-
Tips for becoming a good boxer - November 6, 2020
-
7 expert tips for making your hens night a memorable one - November 6, 2020
-
5 reasons to host your Christmas party on a cruise boat - November 6, 2020
-
What to do when you’re charged with a crime - November 6, 2020
-
Should you get one or multiple dogs? Here’s all you need to know - November 3, 2020
-
A Guide: How to Build Your Very Own Magic Mirror - February 14, 2019
-
Our Top Inspirational Baseball Stars - November 24, 2018
-
Five Tech Tools That Will Help You Turn Your Blog into a Business - November 24, 2018
-
How to Indulge on Vacation without Expanding Your Waist - November 9, 2018
-
5 Strategies for Businesses to Appeal to Today’s Increasingly Mobile-Crazed Customers - November 9, 2018
Paris ringleader killed in raid
Police originally thought he was in Syria but their investigation led them to the Saint Denis apartment.
Advertisement
Abaaoud’s failure so soon after the successful Charlie Hebdo attacks may have galvanised him to organise and conduct an even more spectacular assault like the one in Paris last week, van Buuren added.
The narrative provided by French officials raised questions about how a wanted militant suspected of involvement in multiple plots could slip into Europe undetected.
But it was only three days after the Paris bloodbath that “intelligence services of a country outside Europe indicated they had knowledge of his presence in Greece”, Cazeneuve said, without specifying which country.
However, a senior Greek security official has now insisted there was no record of him passing through the country, which is at the forefront of Europe’s immigration crisis, although he could not rule out him having entered on a false passport.
“It is the same terrorists under different names who are fighting us and who we are fighting”.
France’s Senate has voted to extend a state of emergency for three months after last week’s deadly attacks.
“We do not know at this stage whether Abaaoud blew himself up or not”, Molins’s office said.
Police supported a woman’s body was located immediately in a hunt of the flat following morning’s raid, but failed to give her individuality.
Along the way, Abaaoud, 27, is believed to have organised a string of attacks that made him the most talked-about – and, in jihadist circles, feted – terrorist since Osama bin Laden.

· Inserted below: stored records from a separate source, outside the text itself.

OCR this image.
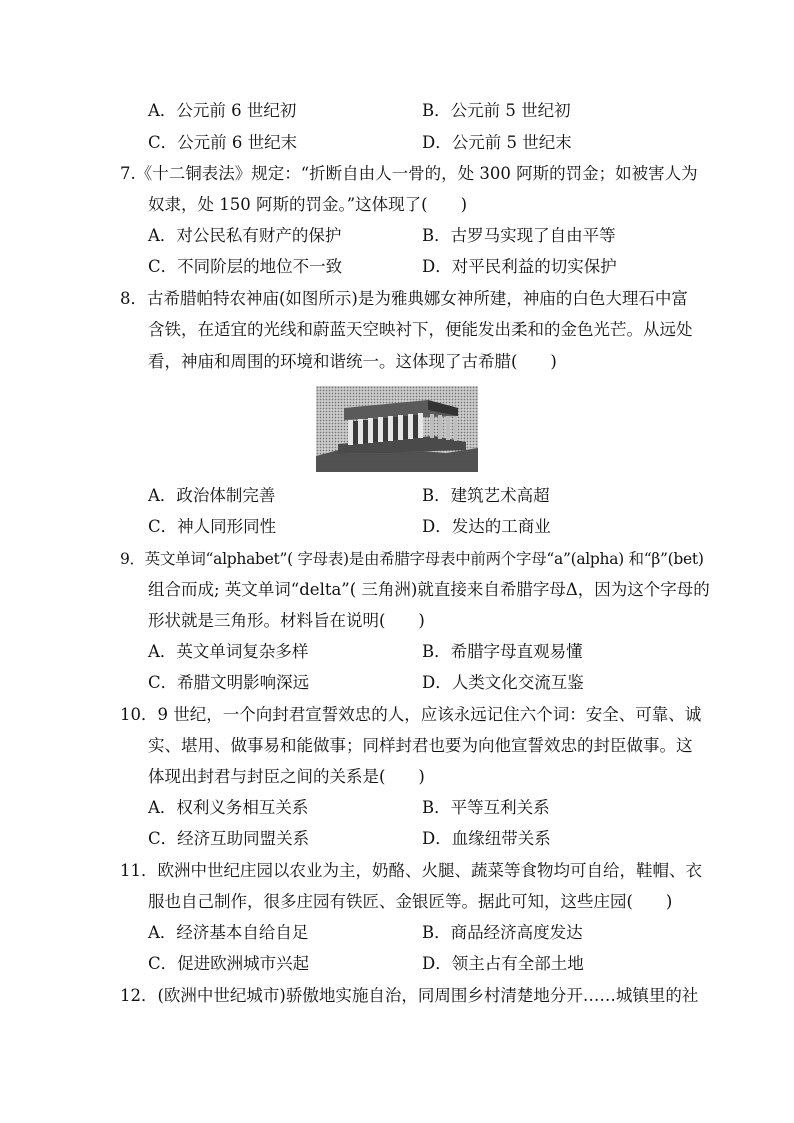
A．公元前 6 世纪初	B．公元前 5 世纪初
C．公元前 6 世纪末	D．公元前 5 世纪末
7.《十二铜表法》规定：“折断自由人一骨的，处 300 阿斯的罚金；如被害人为
奴隶，处 150 阿斯的罚金。”这体现了(　　)
A．对公民私有财产的保护	B．古罗马实现了自由平等
C．不同阶层的地位不一致	D．对平民利益的切实保护
8．古希腊帕特农神庙(如图所示)是为雅典娜女神所建，神庙的白色大理石中富
含铁，在适宜的光线和蔚蓝天空映衬下，便能发出柔和的金色光芒。从远处
看，神庙和周围的环境和谐统一。这体现了古希腊(　　)
A．政治体制完善	B．建筑艺术高超
C．神人同形同性	D．发达的工商业
9．英文单词“alphabet”( 字母表)是由希腊字母表中前两个字母“a”(alpha) 和“β”(bet)
组合而成; 英文单词“delta”( 三角洲)就直接来自希腊字母Δ，因为这个字母的
形状就是三角形。材料旨在说明(　　)
A．英文单词复杂多样	B．希腊字母直观易懂
C．希腊文明影响深远	D．人类文化交流互鉴
10．9 世纪，一个向封君宣誓效忠的人，应该永远记住六个词：安全、可靠、诚
实、堪用、做事易和能做事；同样封君也要为向他宣誓效忠的封臣做事。这
体现出封君与封臣之间的关系是(　　)
A．权利义务相互关系	B．平等互利关系
C．经济互助同盟关系	D．血缘纽带关系
11．欧洲中世纪庄园以农业为主，奶酪、火腿、蔬菜等食物均可自给，鞋帽、衣
服也自己制作，很多庄园有铁匠、金银匠等。据此可知，这些庄园(　　)
A．经济基本自给自足	B．商品经济高度发达
C．促进欧洲城市兴起	D．领主占有全部土地
12．(欧洲中世纪城市)骄傲地实施自治，同周围乡村清楚地分开……城镇里的社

Friends of her family in their hometown of Aulnay-sous-Bois, on the northeastern outskirts of Paris, said she had lived there until recently. “The investigation will establish precisely how this Belgo-Moroccan was involved”.
Its imam, Rachid Abou Houdeyfa, who has condemned the Paris attacks, achieved notoriety this year for telling children they could be turned into pigs for listening to music.
Investigators are also probing links to an attempted attack on a high-speed train in August that was thwarted when passengers overpowered the gunman. A suspected eighth person, Salah Abdeslam is still on the run.
An official in the Belgian federal prosecutor’s office said raids related to Hadfi targeted people in his “entourage”.
By Abaaoud’s own account of what happened, published in the Islamic State magazine Dabiq, the two men killed in the raid had been “together in the safe house and had their weapons and explosive ready”.
He was sentenced to 20 years in prison by a Belgian court earlier this year after being tried in absentia for recruiting for Daesh.
Abaaoud, a former drug dealer from the same borough of Brussels, had been on the radar of Western security forces since early 2014, when he moved to Syria, apparently via Cologne Bonn Airport in Germany, and began starring in ghoulish propaganda videos filmed by the Islamic State.
News of Abaaoud’s death seemed to ease some tension in a country deeply shocked by the attacks, though officials said the aftermath was far from over.
Speaking to the French Parliament’s lower house, the National Assembly, Manuel Valls stated that they know that Abaaoud, the mastermind behind the threats was among the dead. Eight people, including a woman, were arrested, five police officers were slightly injured and a police dog was killed.
” As we have said before, as we close one door, we open another”.
European Union interior and justice ministers are to meet in Brussels on Friday where they will tighten checks on all travellers at the external borders of the 26-nation Schengen zone as an emergency measure.
“It is urgent that Europe wakes up, organises itself and defends itself against the terrorist threat”, Cazeneuve told reporters.
Hollande is also going to Washington and Moscow next week to push for a stronger global coalition against IS.
November 13, 2015 – 129 people are killed and hundreds of others are wounded in a series of attacks in Paris.
Advertisement
Raf Casert and John-Thor Dahlburg in Brussels; Thomas Adamson, Samuel Petrequin, Angela Charlton and Jamey Keaten in Paris; and Bassem Mroue also contributed.